SB is an opportunity:

If you sign all the layers from BIOS start to a demonstrable point, you can have some confidence that the code involved is what you want it to be. As with all things IT, there are bugs but we know how to deal with those and I think it would be shit to disregard a useful security effort.

It’s got bugger all to do with Win11, it is useful for Debian and Ubuntu and all the rest who already sign their kernels and modules. I do get that there is a barrier to adoption here which is naff but not insurmountable.

SB is a risk:

SB is controlled by third parties, who may not have even heard of Home Assistant - mostly Microsoft. MS has rather a lot of clout with hardware manufacturers. Already anything that wants to run Win11 will need to support SB. OK if SB is able to be switched off then HA will be fine. If it isn’t then not fine.

There is a risk. We at my company classify risks with two parameters and we pop then on the risk register.
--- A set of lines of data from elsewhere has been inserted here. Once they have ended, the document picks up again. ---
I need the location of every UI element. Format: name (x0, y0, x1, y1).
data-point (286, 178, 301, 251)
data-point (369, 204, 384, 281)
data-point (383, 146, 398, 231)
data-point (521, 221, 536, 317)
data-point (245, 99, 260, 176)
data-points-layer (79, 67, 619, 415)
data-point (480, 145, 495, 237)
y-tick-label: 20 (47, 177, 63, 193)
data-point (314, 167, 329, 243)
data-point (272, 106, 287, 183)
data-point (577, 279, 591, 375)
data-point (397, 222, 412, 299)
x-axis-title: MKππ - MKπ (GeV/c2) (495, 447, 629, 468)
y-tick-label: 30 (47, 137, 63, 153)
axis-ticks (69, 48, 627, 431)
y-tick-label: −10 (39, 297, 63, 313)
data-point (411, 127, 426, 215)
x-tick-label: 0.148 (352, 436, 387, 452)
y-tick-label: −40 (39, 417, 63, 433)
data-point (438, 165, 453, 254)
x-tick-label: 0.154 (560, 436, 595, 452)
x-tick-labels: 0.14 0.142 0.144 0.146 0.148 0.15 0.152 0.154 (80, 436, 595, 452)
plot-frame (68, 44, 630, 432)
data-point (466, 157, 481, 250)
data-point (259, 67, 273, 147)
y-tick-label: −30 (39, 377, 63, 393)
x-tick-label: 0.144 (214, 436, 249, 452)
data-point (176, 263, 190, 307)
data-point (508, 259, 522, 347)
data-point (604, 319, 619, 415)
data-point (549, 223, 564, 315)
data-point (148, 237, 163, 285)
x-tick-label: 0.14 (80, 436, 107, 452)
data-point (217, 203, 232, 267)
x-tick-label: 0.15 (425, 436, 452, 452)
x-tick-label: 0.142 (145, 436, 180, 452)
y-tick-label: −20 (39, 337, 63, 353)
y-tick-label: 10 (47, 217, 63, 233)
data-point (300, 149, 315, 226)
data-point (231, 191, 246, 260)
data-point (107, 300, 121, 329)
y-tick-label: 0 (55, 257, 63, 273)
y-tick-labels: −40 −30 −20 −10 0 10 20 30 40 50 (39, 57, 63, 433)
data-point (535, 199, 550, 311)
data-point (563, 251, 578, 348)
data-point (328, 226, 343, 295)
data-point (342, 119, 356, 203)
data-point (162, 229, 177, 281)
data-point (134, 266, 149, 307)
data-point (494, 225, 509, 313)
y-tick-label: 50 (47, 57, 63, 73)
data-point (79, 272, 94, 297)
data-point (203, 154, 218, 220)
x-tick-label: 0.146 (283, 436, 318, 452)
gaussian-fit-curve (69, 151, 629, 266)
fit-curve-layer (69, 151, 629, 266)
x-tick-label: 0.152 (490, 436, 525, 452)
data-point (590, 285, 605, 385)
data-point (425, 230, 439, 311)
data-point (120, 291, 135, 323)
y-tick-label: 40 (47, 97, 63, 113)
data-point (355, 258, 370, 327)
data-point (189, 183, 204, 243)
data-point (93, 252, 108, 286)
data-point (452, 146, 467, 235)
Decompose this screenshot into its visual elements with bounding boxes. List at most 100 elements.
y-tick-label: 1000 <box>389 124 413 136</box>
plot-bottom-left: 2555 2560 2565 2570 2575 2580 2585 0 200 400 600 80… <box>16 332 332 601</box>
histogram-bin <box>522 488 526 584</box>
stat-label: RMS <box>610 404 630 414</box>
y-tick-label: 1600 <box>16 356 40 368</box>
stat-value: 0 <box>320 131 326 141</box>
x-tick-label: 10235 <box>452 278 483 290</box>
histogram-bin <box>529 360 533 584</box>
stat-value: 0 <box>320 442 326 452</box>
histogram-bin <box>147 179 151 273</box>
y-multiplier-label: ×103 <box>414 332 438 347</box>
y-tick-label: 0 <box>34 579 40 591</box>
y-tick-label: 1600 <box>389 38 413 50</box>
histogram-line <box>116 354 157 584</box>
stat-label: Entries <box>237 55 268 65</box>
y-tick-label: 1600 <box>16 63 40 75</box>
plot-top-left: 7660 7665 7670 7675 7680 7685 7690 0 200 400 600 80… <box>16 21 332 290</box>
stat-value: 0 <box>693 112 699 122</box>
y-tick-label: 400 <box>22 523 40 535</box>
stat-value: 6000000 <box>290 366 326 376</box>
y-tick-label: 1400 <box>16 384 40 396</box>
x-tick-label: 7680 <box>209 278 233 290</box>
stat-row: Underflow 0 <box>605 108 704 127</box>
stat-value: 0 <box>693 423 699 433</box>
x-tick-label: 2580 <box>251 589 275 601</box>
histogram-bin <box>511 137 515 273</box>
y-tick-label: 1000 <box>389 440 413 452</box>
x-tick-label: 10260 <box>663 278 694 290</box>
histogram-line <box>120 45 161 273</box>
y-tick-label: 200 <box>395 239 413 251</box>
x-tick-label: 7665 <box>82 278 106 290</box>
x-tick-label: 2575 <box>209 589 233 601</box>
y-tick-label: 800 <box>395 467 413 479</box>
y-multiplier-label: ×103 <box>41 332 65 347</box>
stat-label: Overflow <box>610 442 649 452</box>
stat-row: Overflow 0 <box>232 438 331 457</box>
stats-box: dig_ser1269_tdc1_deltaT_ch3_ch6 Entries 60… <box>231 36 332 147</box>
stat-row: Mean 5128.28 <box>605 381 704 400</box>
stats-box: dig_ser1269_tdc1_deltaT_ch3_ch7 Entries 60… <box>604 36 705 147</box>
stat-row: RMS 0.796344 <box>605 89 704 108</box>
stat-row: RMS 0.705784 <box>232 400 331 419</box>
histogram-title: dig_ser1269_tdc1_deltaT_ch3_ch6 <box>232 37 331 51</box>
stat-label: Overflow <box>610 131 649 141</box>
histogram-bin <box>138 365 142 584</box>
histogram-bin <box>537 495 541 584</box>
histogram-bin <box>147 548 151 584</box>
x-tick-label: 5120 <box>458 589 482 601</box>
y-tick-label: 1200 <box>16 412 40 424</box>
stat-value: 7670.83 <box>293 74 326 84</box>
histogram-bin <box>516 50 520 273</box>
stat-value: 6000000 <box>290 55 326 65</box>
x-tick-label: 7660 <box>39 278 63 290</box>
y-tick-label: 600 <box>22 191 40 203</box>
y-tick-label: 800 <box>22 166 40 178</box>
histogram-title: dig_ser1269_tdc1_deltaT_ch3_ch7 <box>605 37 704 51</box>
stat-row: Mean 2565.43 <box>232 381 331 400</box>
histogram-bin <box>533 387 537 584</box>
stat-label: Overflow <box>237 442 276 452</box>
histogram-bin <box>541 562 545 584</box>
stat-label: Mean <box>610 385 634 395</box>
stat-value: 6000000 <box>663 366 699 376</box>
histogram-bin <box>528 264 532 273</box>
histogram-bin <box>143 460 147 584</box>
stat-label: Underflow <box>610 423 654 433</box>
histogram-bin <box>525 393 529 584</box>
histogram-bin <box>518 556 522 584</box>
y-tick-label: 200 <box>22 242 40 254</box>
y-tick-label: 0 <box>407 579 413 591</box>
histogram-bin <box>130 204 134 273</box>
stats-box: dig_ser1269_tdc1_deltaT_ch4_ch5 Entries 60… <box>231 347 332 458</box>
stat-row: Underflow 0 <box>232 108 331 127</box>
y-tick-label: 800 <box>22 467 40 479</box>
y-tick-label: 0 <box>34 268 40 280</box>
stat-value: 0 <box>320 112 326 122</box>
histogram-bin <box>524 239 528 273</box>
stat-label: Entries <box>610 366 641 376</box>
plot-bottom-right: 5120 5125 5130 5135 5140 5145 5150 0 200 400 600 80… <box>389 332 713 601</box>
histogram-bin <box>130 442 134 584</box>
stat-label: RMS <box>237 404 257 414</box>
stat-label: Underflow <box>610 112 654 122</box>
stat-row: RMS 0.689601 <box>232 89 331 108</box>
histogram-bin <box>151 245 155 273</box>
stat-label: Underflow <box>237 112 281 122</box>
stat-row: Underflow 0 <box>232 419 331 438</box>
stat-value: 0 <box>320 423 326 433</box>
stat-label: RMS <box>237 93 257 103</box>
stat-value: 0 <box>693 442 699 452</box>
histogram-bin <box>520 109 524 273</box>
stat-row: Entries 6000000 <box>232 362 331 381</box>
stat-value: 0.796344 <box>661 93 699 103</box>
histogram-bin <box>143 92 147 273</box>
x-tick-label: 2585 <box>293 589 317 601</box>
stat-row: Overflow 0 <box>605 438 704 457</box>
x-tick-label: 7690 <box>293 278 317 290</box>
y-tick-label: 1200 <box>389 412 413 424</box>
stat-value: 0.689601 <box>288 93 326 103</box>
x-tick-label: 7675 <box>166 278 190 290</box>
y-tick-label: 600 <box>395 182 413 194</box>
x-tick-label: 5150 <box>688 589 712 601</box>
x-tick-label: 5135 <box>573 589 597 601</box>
I’m sure you should do the same.

If you don’t, I suggest you do rather than slagging me off.:

“Me I’d rather have the folks who know security stuff prioritizing the HA core and working back out from a rebuilt access model imho.”

I do quite a lot of IT security stuff myself - what with running a small IT company for 25 years. I can also drive a carriage and horses through a slack jawed argument.

Cheers
Jon

I agree it’s a risk - but temper said risk against a tiny mostly volunteer staff AND a buglist longer than either of our arms AND the fact we could both drive a truck through the auth model… Go look it needs work.